If you have an appetite for schadenfreude, one of the pleasures of the ongoing 2020 Democratic primary will be watching once-highly-touted politicians realize just how limited their appeal is, as they struggle to reach 5 percent in a crowded field.
Julian Castro, frequently called “the Latino Obama” back when he was mayor of San Antonio, is scraping along the bottom in the RealClearPolitics average at 1.2 percent. Tulsi Gabbard, who stands out as one of the youngest and the only surfer in the field, and who was touted in Vogue as “the next Democratic Party star,” currently is at eight-tenths of one percent.

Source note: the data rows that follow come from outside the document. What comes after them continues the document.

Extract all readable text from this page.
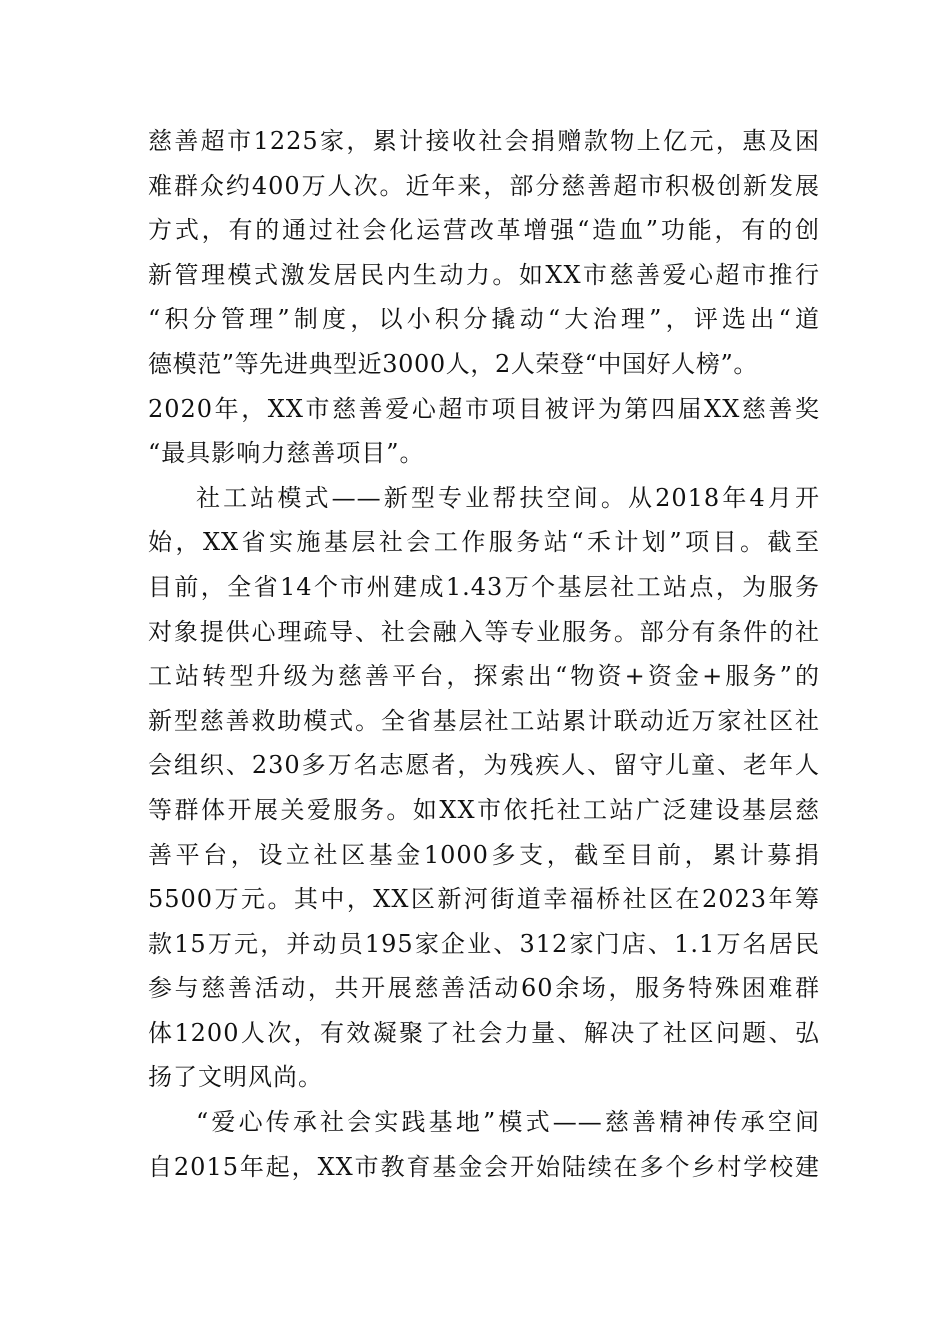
慈善超市1225家，累计接收社会捐赠款物上亿元，惠及困
难群众约400万人次。近年来，部分慈善超市积极创新发展
方式，有的通过社会化运营改革增强“造血”功能，有的创
新管理模式激发居民内生动力。如XX市慈善爱心超市推行
“积分管理”制度，以小积分撬动“大治理”，评选出“道
德模范”等先进典型近3000人，2人荣登“中国好人榜”。
2020年，XX市慈善爱心超市项目被评为第四届XX慈善奖
“最具影响力慈善项目”。

社工站模式——新型专业帮扶空间。从2018年4月开
始，XX省实施基层社会工作服务站“禾计划”项目。截至
目前，全省14个市州建成1.43万个基层社工站点，为服务
对象提供心理疏导、社会融入等专业服务。部分有条件的社
工站转型升级为慈善平台，探索出“物资+资金+服务”的
新型慈善救助模式。全省基层社工站累计联动近万家社区社
会组织、230多万名志愿者，为残疾人、留守儿童、老年人
等群体开展关爱服务。如XX市依托社工站广泛建设基层慈
善平台，设立社区基金1000多支，截至目前，累计募捐
5500万元。其中，XX区新河街道幸福桥社区在2023年筹
款15万元，并动员195家企业、312家门店、1.1万名居民
参与慈善活动，共开展慈善活动60余场，服务特殊困难群
体1200人次，有效凝聚了社会力量、解决了社区问题、弘
扬了文明风尚。

“爱心传承社会实践基地”模式——慈善精神传承空间
自2015年起，XX市教育基金会开始陆续在多个乡村学校建
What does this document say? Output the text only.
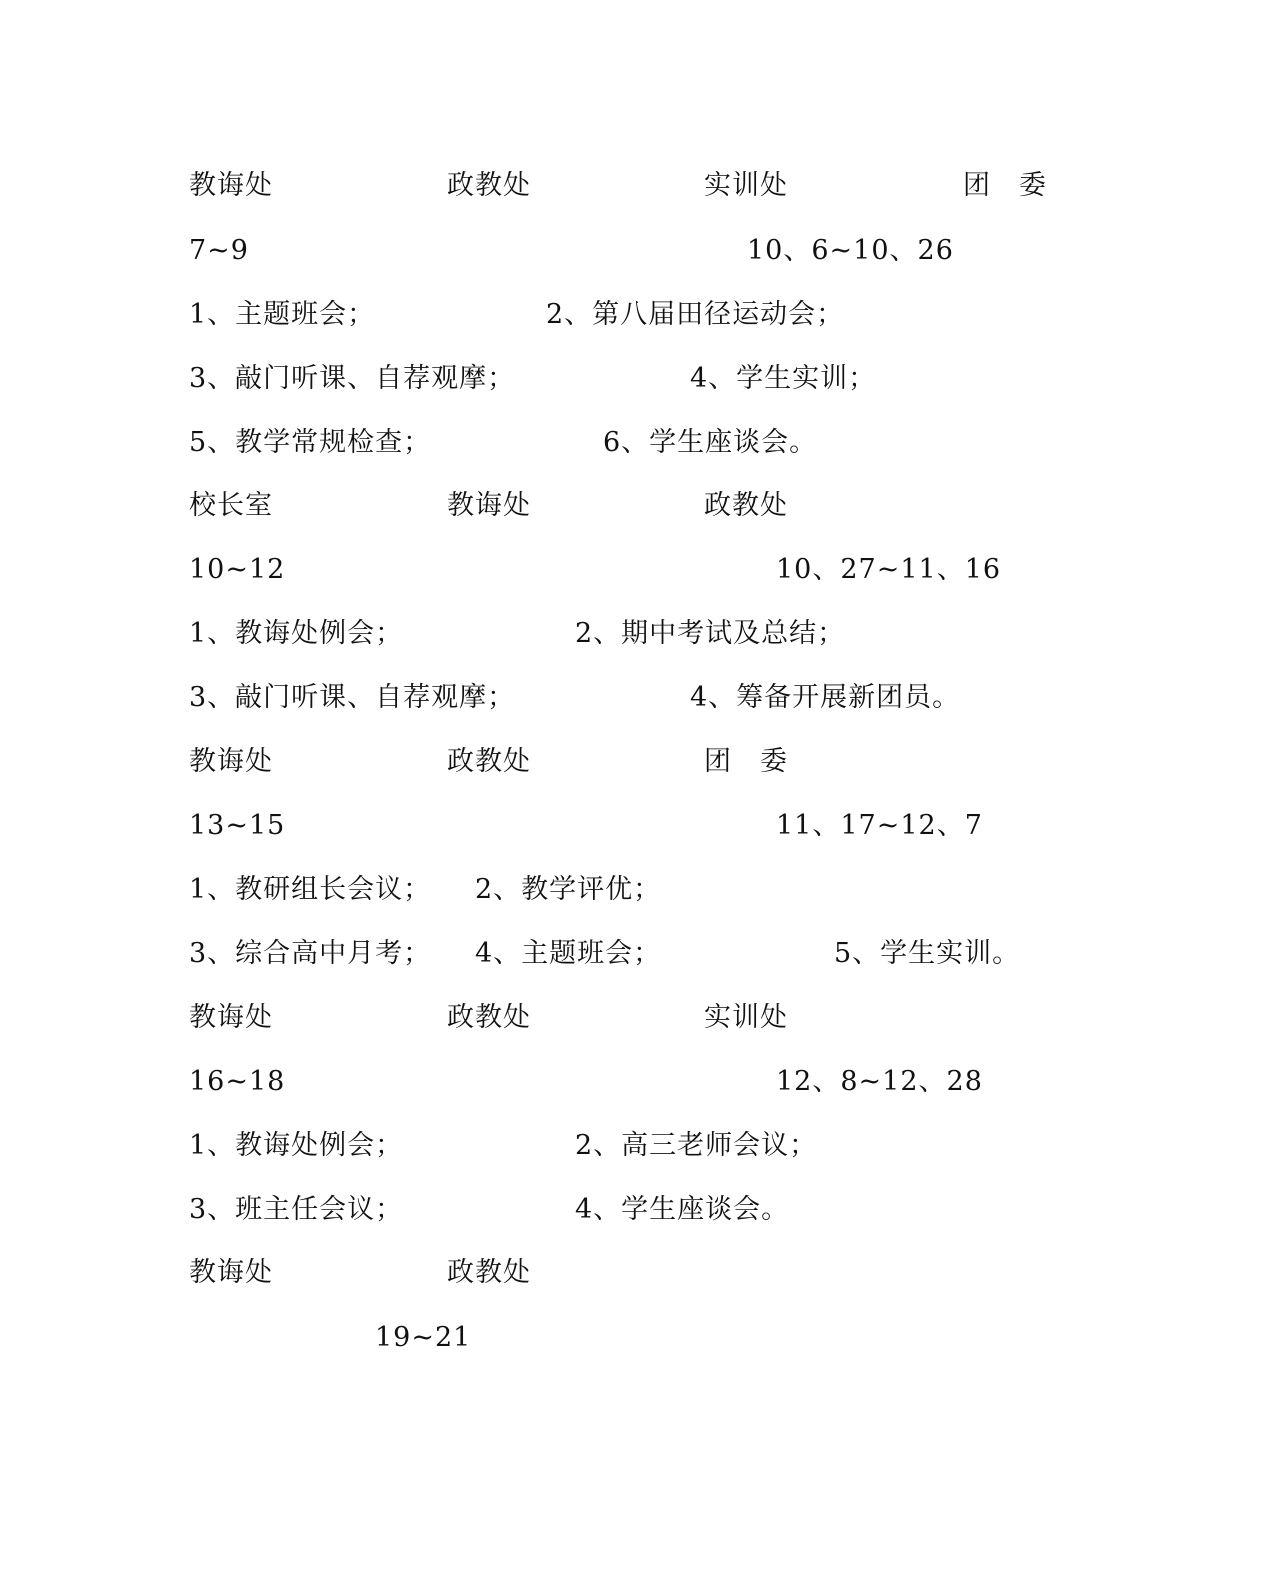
教诲处	政教处	实训处	团　委
7~9	10、6~10、26
1、主题班会；	2、第八届田径运动会；
3、敲门听课、自荐观摩；	4、学生实训；
5、教学常规检查；	6、学生座谈会。
校长室	教诲处	政教处
10~12	10、27~11、16
1、教诲处例会；	2、期中考试及总结；
3、敲门听课、自荐观摩；	4、筹备开展新团员。
教诲处	政教处	团　委
13~15	11、17~12、7
1、教研组长会议； 2、教学评优；
3、综合高中月考； 4、主题班会；	5、学生实训。
教诲处	政教处	实训处
16~18	12、8~12、28
1、教诲处例会；	2、高三老师会议；
3、班主任会议；	4、学生座谈会。
教诲处	政教处
19~21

But perhaps the most delicious is New York senator Kirsten Gillibrand. Back in 2017, Vogue’s cover declared, “2020 Vision: All Eyes on Kirsten Gillibrand.” (Back then I laid out how the glowing profile left a very misleading impression that Gillbrand was an economic centrist, an iconoclast, and a campaigning powerhouse with cross-party appeal.) All eyes may be upon her, but she’s at four-tenths of one percent in the RCP average.
Yes, it’s early. Yes, we haven’t had any debates yet. But it doesn’t get any easier for the candidates at the bottom as they compete for attention, donors, and early support.
Gillbrand is now in the “Throw everything against the wall and see what sticks” stage, unveiling a cockamamie plan “to give every voter up to $600 in what she calls ‘Democracy Dollars’ that they can donate to federal candidates for office.” Yes, she wants to take your tax dollars, give you $600 back, and then allow you to donate that money to political candidates like her.
Her plan is spectacularly contradictory: “The money could go only to elections in the donor’s state, although they could be used for House candidates outside the voter’s district.” Apparently it’s somehow unethical to donate to candidates in another state, but not in another congressional district.
Gillibrand based her plan on a program enacted in Seattle in 2017, which gave four $25 Democracy Vouchers to every Seattle resident for use in two at-large city council races and the contest for city attorney. Advocates for the program celebrated the fact that more than 18,000 Seattle residents used the vouchers. Less celebrated was the fact that this number represented less than four percent of eligible residents; more than 96 percent of Seattle residents ignored the program.